Visitors to Paris at this time of year—particularly those who pop into Parisian patisseries or even grocery stores like Franprix, Monoprix or Carrefour—will undoubtedly see a seasonal dessert for sale that is unique to Europe: Galette des Rois.
Translated as the “Cake of Kings,” this circular (or, less often, rectangular) cake celebrates Epiphany, the Biblical story of the arrival of the three wise men /magi to the newly born Christ child. This holiday is celebrated on January 6 each year–12 days after Christmas, marking the end of the traditional “12 Days of Christmas” as immortalized in the classic holiday song).
For many Christian religions, including Catholicism, which is the most widely practiced faith in France, Epiphany is the celebration of the manifestation of God in the form of human flesh through his son, Jesus. The arrival of the magi in the Bible story is the first moment that the Earth’s peoples recognize and worship the newborn as the son of God.
The Galette des Rois takes its name from the three Biblical kings who first visited Jesus. The cake actually comes in two forms in France: In the north, including Paris, it’s a round or rectangular cinnamon-flavored confection of flaky puff pastry layers with a dense center of frangipane. In southern France, it’s typically a crown-shaped brioche filled and decorated with candied fruits and sugar.
Traditionally, a Galette des Rois includes a small plastic baby doll, which represents the Baby Jesus, baked inside. This surprise is called “la feve (the bean),” honoring the earliest traditions from centuries ago where the hidden item in the cake was literally a fava bean. In the late 1800s, the bean was replaced by a porcelain figurine, and in the 20th century that gave way to plastic dolls. As of late, many of the pre-made Galettes des Rois sold in France have the doll “on the side,” allowing the host/hostess to hide it in the cake or—as is increasingly the case, particularly with cakes eaten on dates other than Epiphany itself—leave it out entirely.
The person who gets the piece of cake with the baby inside is declared the “king of the feast.” Often, the Galette des Rois comes with a paper crown that is placed on the head of the “king of the feast.” The lucky finder of the small doll also is responsible for baking or buying the Galette des Rois for the next year’s celebration.

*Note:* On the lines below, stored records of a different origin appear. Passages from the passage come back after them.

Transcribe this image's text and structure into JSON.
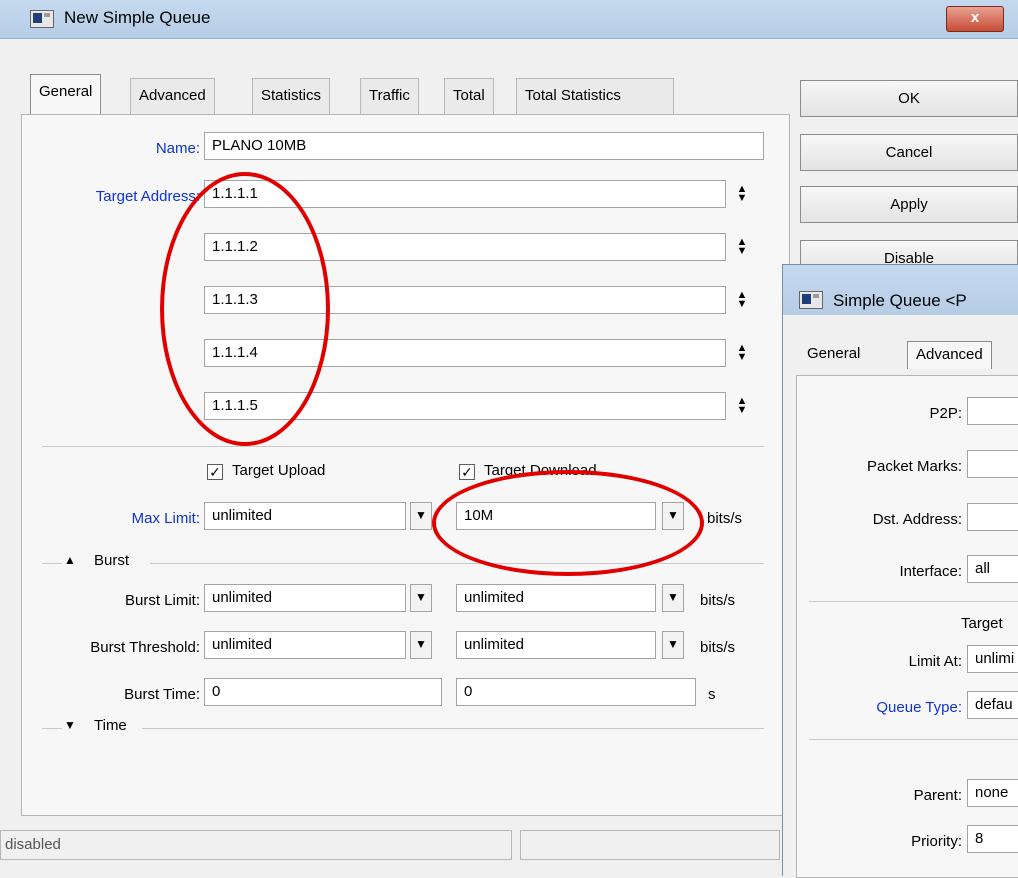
{
  "main_window": {
    "title": "New Simple Queue",
    "close_glyph": "x",
    "tabs": [
      {
        "label": "General"
      },
      {
        "label": "Advanced"
      },
      {
        "label": "Statistics"
      },
      {
        "label": "Traffic"
      },
      {
        "label": "Total"
      },
      {
        "label": "Total Statistics"
      }
    ],
    "name": {
      "label": "Name:",
      "value": "PLANO 10MB"
    },
    "target_address": {
      "label": "Target Address:",
      "values": [
        "1.1.1.1",
        "1.1.1.2",
        "1.1.1.3",
        "1.1.1.4",
        "1.1.1.5"
      ]
    },
    "target_upload": {
      "label": "Target Upload",
      "checked": true
    },
    "target_download": {
      "label": "Target Download",
      "checked": true
    },
    "max_limit": {
      "label": "Max Limit:",
      "upload": "unlimited",
      "download": "10M",
      "unit": "bits/s"
    },
    "burst_section": "Burst",
    "burst_limit": {
      "label": "Burst Limit:",
      "upload": "unlimited",
      "download": "unlimited",
      "unit": "bits/s"
    },
    "burst_threshold": {
      "label": "Burst Threshold:",
      "upload": "unlimited",
      "download": "unlimited",
      "unit": "bits/s"
    },
    "burst_time": {
      "label": "Burst Time:",
      "upload": "0",
      "download": "0",
      "unit": "s"
    },
    "time_section": "Time",
    "status": "disabled",
    "buttons": {
      "ok": "OK",
      "cancel": "Cancel",
      "apply": "Apply",
      "disable": "Disable"
    }
  },
  "second_window": {
    "title": "Simple Queue <P",
    "tabs": [
      {
        "label": "General"
      },
      {
        "label": "Advanced"
      }
    ],
    "p2p_label": "P2P:",
    "packet_marks_label": "Packet Marks:",
    "dst_address_label": "Dst. Address:",
    "interface": {
      "label": "Interface:",
      "value": "all"
    },
    "target_header": "Target",
    "limit_at": {
      "label": "Limit At:",
      "value": "unlimi"
    },
    "queue_type": {
      "label": "Queue Type:",
      "value": "defau"
    },
    "parent": {
      "label": "Parent:",
      "value": "none"
    },
    "priority": {
      "label": "Priority:",
      "value": "8"
    }
  },
  "colors": {
    "annotation": "#e10000",
    "link_label": "#1033d4",
    "titlebar": "#c5d9ee"
  }
}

In recent times, particularly as France becomes more and more secular, the Baby Jesus doll has been replaced by other small figurines that can represent anything from a car to a cartoon character, and these are hidden in the cakes. Many of Paris’s top patisseries introduce a new figurine for their Galettes de Rois each year, and these baubles have become highly sought-after collectibles.
Although the Galette des Rois is historically eaten on Epiphany in early January, the cake is commonly sold throughout the Christmas season in Paris, with mass-produced cakes available for purchase in the city’s grocery stores as early as late November.
And one final bit of trivia: Etiquette prohibits France’s president from celebrating the “royal” nature of Epiphany and its link to the three kings/magi, and so the Galette des Rois served each January at Paris’s Elysee Palace, the home of the nation’s president, does not include the hidden figurine or the paper crown.